Anders als von manchen Medien behauptet, wünsche sich seine Regierung keine Kampfhilfe durch Bodentruppen und auch keine Luftangriffe ausländischer Mächte, hatte Sarradsch der französischen Sonntagszeitung "Journal du Dimanche" gesagt. Unterstützung werde in Form von Satellitenaufklärung, Geheimdienstinformationen und "technischen Hilfen" benötigt.

Der nordafrikanische Staat kommt seit dem mit westlicher Militärhilfe erreichten Sturz von Muammar al-Gaddafi im Jahr 2011 nicht zur Ruhe. Die IS-Miliz hatte den Zerfall der Zentralmacht ausgenutzt, um sich weiter auszubreiten. Sie kontrolliert einen mehr als 100 Kilometer langen Küstenstreifen um Sirte.

Wichtige Rolle bei Flüchtlingskrise

Bei der Eindämmung der Flüchtlingskrise nimmt das Land am Mittelmeer eine zentrale Rolle ein. Über Libyen kamen allein im vergangenen Jahr mehr als 150.000 Menschen nach Europa.

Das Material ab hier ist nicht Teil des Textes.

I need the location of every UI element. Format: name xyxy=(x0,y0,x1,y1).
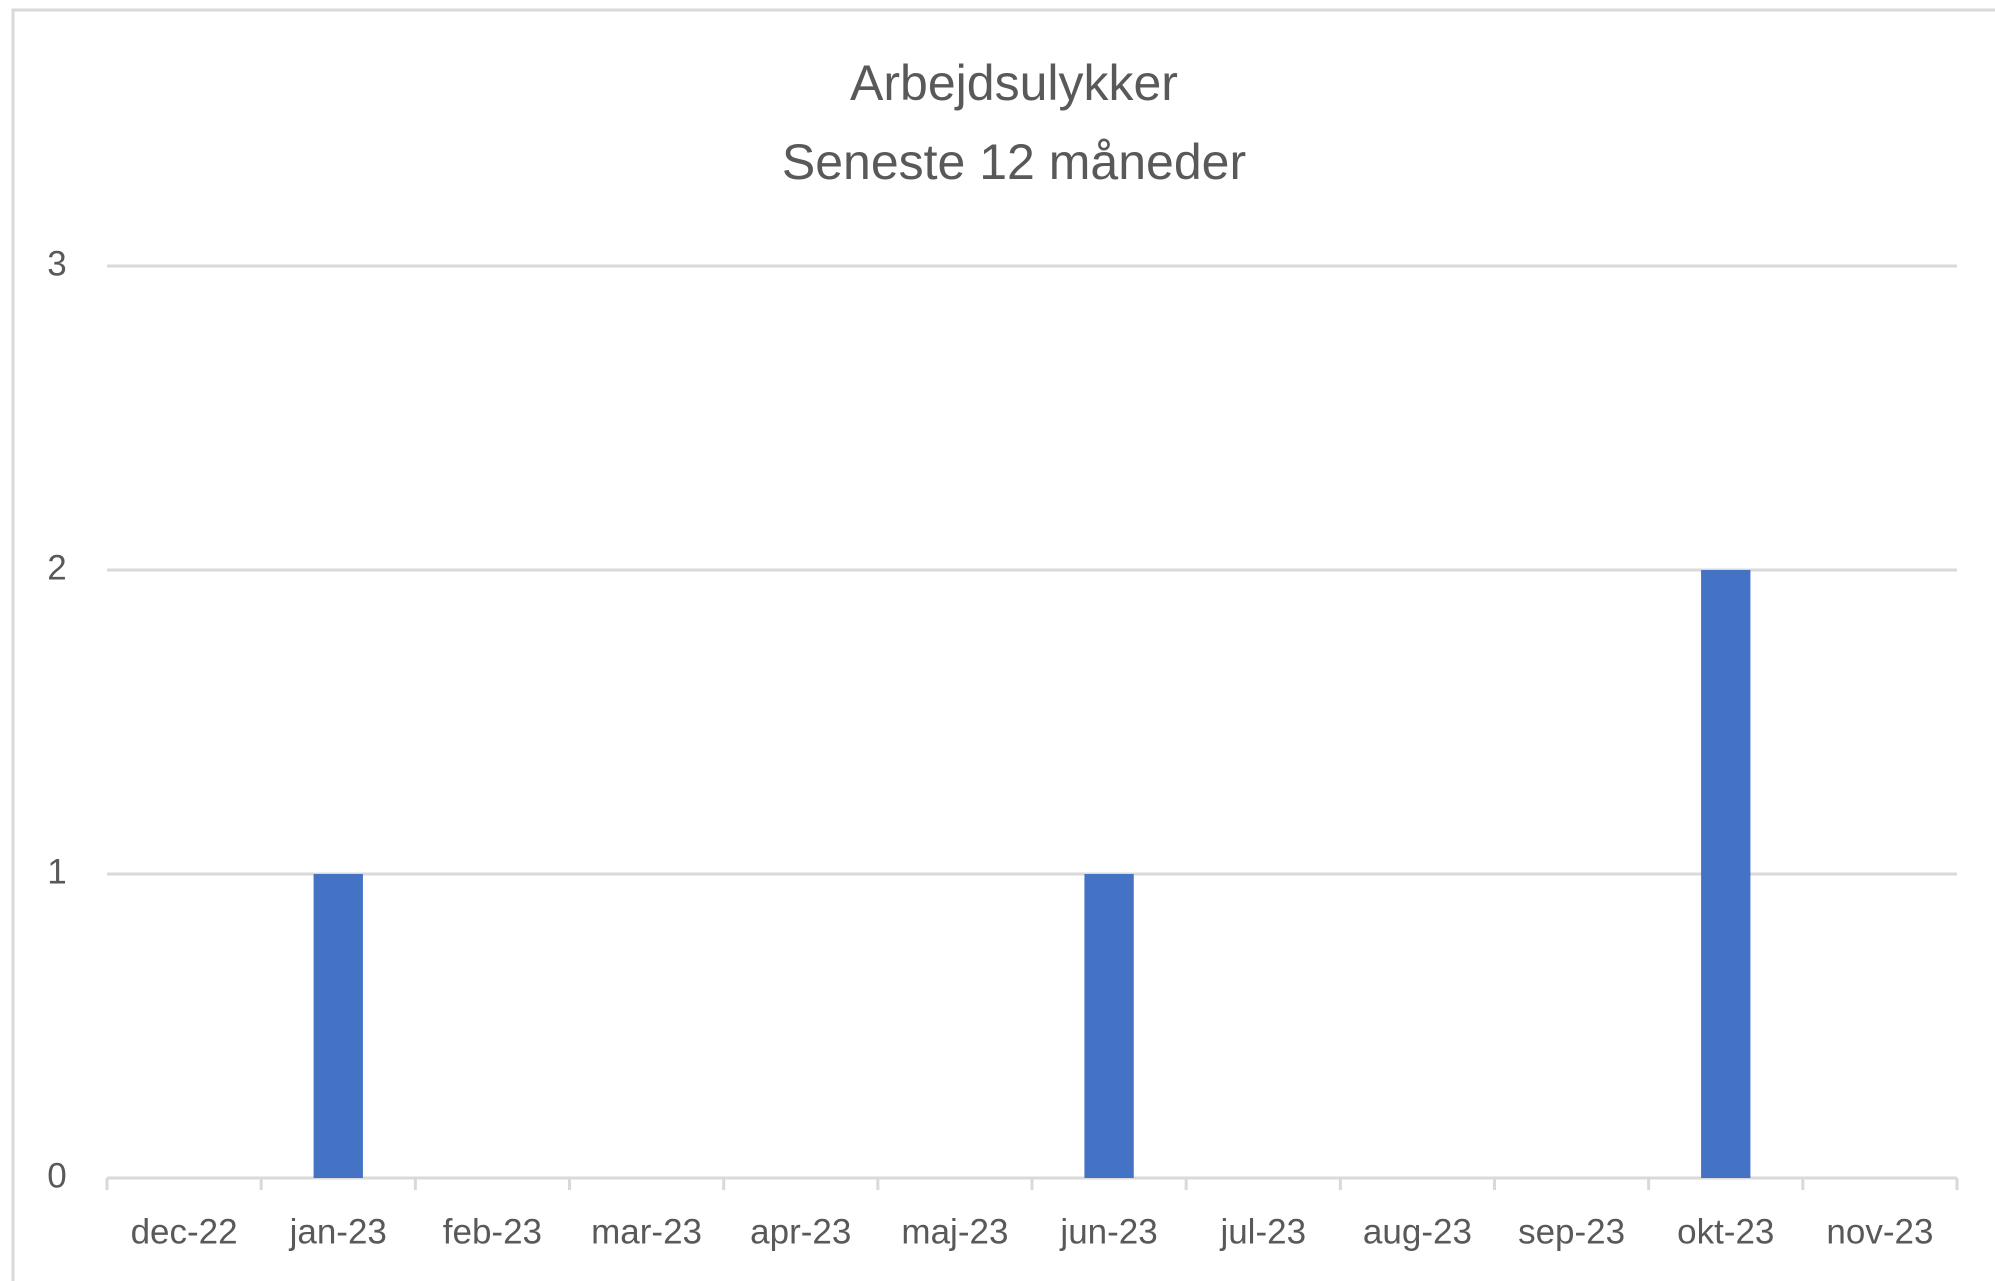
x-tick-label: okt-23 xyxy=(1677,1212,1774,1251)
x-tick-label: jun-23 xyxy=(1059,1212,1157,1251)
x-tick-label: feb-23 xyxy=(443,1212,542,1251)
bar xyxy=(1701,570,1751,1178)
bar xyxy=(1084,874,1134,1178)
y-tick-label: 1 xyxy=(47,852,66,891)
x-tick-label: jul-23 xyxy=(1219,1212,1306,1251)
x-tick-label: nov-23 xyxy=(1826,1212,1933,1251)
chart-border xyxy=(11,8,1995,1281)
chart-subtitle: Seneste 12 måneder xyxy=(782,134,1246,190)
x-tick-label: apr-23 xyxy=(750,1212,851,1251)
y-tick-label: 2 xyxy=(47,548,66,587)
bar xyxy=(313,874,363,1178)
chart-title: Arbejdsulykker xyxy=(850,55,1178,111)
x-tick-label: dec-22 xyxy=(131,1212,238,1251)
x-tick-label: jan-23 xyxy=(289,1212,387,1251)
y-tick-label: 3 xyxy=(47,244,66,283)
x-tick-label: mar-23 xyxy=(591,1212,702,1251)
y-tick-label: 0 xyxy=(47,1156,66,1195)
x-tick-label: aug-23 xyxy=(1363,1212,1472,1251)
x-tick-label: maj-23 xyxy=(901,1212,1008,1251)
x-tick-label: sep-23 xyxy=(1518,1212,1625,1251)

Seit der Schließung der Balkan-Route ist die Zahl von Migranten, die von hier aus über das Mittelmeer in die EU gelangen wollen, stark gestiegen. Im Land halten sich nach unterschiedlichen Angaben bis zu eine Million Flüchtlinge und Migranten auf. 

Sarradsch hat bereits angekündigt, keine Flüchtlinge aus Europa aufzunehmen. "Europa muss Wege finden, sie in ihre Heimatländer zurückzubringen. Sie können nicht bei uns leben", erklärte der Chef der Einheitsregierung in der "Welt am Sonntag".